Es müssen dafür Milliarden von Euro aufgewendet werden, um Korallenriffe wieder herzustellen, Wälder aufzuforsten und Regenwälder sowie Räume für Wildtiere zu schützen. Zurzeit aber verlieren wir pro Jahr eine Milliarde Bäume, und wir rotten jedes Jahr beinahe eine drei Viertel Million Tier- und Pflanzenarten aus. Es gab einmal 6000 Milliarden Bäume, heute haben wir noch circa 3000 Milliarden.

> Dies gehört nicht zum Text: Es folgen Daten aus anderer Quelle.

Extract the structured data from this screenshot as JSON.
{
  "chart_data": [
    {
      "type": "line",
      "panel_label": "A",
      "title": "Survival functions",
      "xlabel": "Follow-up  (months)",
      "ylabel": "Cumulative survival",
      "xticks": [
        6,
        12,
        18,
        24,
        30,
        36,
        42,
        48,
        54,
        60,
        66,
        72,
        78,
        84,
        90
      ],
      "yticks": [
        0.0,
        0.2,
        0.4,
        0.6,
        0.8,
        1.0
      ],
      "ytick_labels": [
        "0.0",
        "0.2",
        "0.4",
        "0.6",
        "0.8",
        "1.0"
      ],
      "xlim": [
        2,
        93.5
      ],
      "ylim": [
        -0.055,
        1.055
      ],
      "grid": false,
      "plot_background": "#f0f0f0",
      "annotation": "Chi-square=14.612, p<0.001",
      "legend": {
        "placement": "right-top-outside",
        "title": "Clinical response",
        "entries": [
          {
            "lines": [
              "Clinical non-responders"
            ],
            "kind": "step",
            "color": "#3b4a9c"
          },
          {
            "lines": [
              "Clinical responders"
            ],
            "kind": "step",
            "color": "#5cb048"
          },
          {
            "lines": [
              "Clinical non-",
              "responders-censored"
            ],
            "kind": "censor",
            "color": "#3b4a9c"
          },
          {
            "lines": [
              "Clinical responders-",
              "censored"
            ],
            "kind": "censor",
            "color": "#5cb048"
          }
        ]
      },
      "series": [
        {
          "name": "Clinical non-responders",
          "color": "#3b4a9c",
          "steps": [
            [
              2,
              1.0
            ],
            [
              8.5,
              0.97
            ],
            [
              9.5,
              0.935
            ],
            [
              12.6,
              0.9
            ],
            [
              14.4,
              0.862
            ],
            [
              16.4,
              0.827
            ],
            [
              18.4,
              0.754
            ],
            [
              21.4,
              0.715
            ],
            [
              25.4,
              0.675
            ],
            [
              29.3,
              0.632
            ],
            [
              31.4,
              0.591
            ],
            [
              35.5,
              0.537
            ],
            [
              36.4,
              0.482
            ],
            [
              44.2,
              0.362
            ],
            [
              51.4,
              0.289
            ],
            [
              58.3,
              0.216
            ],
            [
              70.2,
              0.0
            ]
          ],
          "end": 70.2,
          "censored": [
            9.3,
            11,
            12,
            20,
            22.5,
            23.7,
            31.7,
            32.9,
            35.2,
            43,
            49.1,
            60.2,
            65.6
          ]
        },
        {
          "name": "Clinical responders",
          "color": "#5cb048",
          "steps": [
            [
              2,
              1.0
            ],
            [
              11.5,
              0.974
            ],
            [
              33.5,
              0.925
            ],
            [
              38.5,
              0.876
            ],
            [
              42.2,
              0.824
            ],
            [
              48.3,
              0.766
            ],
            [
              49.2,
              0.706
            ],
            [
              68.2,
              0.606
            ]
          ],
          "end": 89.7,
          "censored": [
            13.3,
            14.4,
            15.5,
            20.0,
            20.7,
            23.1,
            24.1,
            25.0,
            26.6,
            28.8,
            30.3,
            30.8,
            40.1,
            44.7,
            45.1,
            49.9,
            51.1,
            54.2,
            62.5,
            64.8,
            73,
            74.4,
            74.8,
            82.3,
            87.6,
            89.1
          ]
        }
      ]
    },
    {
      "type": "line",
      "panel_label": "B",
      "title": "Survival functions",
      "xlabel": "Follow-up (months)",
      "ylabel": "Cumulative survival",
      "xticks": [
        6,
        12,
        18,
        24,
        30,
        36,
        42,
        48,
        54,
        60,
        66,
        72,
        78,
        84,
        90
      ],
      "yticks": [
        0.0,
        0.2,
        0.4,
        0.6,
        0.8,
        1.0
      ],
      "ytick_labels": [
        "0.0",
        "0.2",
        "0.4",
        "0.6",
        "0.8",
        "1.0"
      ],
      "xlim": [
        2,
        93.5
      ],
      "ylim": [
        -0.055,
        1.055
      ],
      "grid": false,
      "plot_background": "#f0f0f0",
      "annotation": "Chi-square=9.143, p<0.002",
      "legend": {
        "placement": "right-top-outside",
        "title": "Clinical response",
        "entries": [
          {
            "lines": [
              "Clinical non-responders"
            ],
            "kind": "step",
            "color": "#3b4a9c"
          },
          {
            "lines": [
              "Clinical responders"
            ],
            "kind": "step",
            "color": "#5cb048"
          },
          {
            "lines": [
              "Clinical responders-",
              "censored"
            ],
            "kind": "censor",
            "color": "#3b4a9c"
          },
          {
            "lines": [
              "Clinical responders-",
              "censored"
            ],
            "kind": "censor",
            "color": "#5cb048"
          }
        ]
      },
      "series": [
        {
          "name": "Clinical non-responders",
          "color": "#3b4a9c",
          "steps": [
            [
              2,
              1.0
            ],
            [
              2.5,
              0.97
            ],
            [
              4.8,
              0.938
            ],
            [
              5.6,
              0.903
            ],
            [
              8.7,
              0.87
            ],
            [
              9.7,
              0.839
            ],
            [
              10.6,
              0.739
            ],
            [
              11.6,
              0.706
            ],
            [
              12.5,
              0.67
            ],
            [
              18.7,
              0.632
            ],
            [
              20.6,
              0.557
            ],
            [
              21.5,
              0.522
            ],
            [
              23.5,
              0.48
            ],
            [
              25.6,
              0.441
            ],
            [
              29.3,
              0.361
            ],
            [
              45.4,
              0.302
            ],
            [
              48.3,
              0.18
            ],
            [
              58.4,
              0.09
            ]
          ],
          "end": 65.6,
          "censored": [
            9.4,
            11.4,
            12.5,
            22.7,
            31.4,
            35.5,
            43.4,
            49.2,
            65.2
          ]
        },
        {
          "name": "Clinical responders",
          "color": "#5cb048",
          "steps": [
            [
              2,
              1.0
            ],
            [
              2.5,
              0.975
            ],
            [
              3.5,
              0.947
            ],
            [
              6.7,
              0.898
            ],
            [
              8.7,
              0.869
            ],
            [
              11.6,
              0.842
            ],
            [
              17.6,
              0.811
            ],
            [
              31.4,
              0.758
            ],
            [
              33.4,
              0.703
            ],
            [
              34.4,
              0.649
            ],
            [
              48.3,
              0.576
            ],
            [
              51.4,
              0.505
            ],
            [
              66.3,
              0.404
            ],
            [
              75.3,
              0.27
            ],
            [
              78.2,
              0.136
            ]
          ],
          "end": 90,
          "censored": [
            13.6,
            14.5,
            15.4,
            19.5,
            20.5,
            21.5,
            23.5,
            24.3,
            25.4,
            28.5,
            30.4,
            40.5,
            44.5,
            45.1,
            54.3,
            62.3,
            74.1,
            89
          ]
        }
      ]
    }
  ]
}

Immerhin haben 50 Regierungen – darunter auch die deutsche – Anfang Januar 2021 in Paris erklärt, bis 2030 dreißig Prozent des Planeten unter Naturschutz stellen zu wollen. Immerhin ein erster Schritt in die richtige Richtung.

8. Was lernen wir aus der Corona-Krise?

Diese Frage kann man so beantworten wie die Queen von England: »Better days will come.« Die Dame ist 95 Jahre alt, hat schon viel gesehen und erlebt und muss es folglich wissen.

In ihrem weltweit gefeierten Gedicht »Und die Menschen blieben zu Hause«, das Stefano Di Cristofaro und Paul Pereda zu einem schönen Kindermalbuch illustriert haben, schreibt die Autorin Kitty O’Meara: »Und die Menschen blieben zu Hause. Und sie hörten einander zu und lasen Bücher – und ruhten sich aus – und spielten Spiele – und sie lernten, auf eine neue Art zu leben – und kamen zur Ruhe. – Und sie hörten genauer hin. – Manche meditierten – manche beteten – manche tanzten. – Manche begegneten ihren Schatten. – Und die Menschen begannen, anders zu denken. Und die Menschen heilten. – Und in Abwesenheit der rücksichtslosen, gefährlichen und herzlosen Lebensweisen der Menschen begann die Erde zu heilen. Und als die Gefahr vorüber war und die Menschen wieder zusammenkamen, betrauerten sie ihre Verluste und trafen neue Entscheidungen, und sie träumten von neuen Ideen und schufen neue Lebensweisen, um die Erde vollständig zu heilen, so wie auch sie geheilt worden waren.«

In einem Interview sagt die Autorin: »Das Virus bringt uns zwar eine Krankheit, aber wir haben die Möglichkeit, uns lebendiger als je zuvor zu fühlen. Wir können uns ausruhen. Wir können uns hinsetzen und den Vögeln zuhören, wir können kreativ werden, etwas Neues lernen.«

 

Schön und gut so. Denn das kann jede und jeder selbst entscheiden. Gerade in den dunkelsten Stunden unseres Lebens ist es manchmal möglich, unser hellstes Licht zu entdecken. Wir können die machtvolle Energie dieser Wendezeit für eine Zeitenwende nutzen. Eine bessere Welt liegt immer auch in unseren eigenen Händen.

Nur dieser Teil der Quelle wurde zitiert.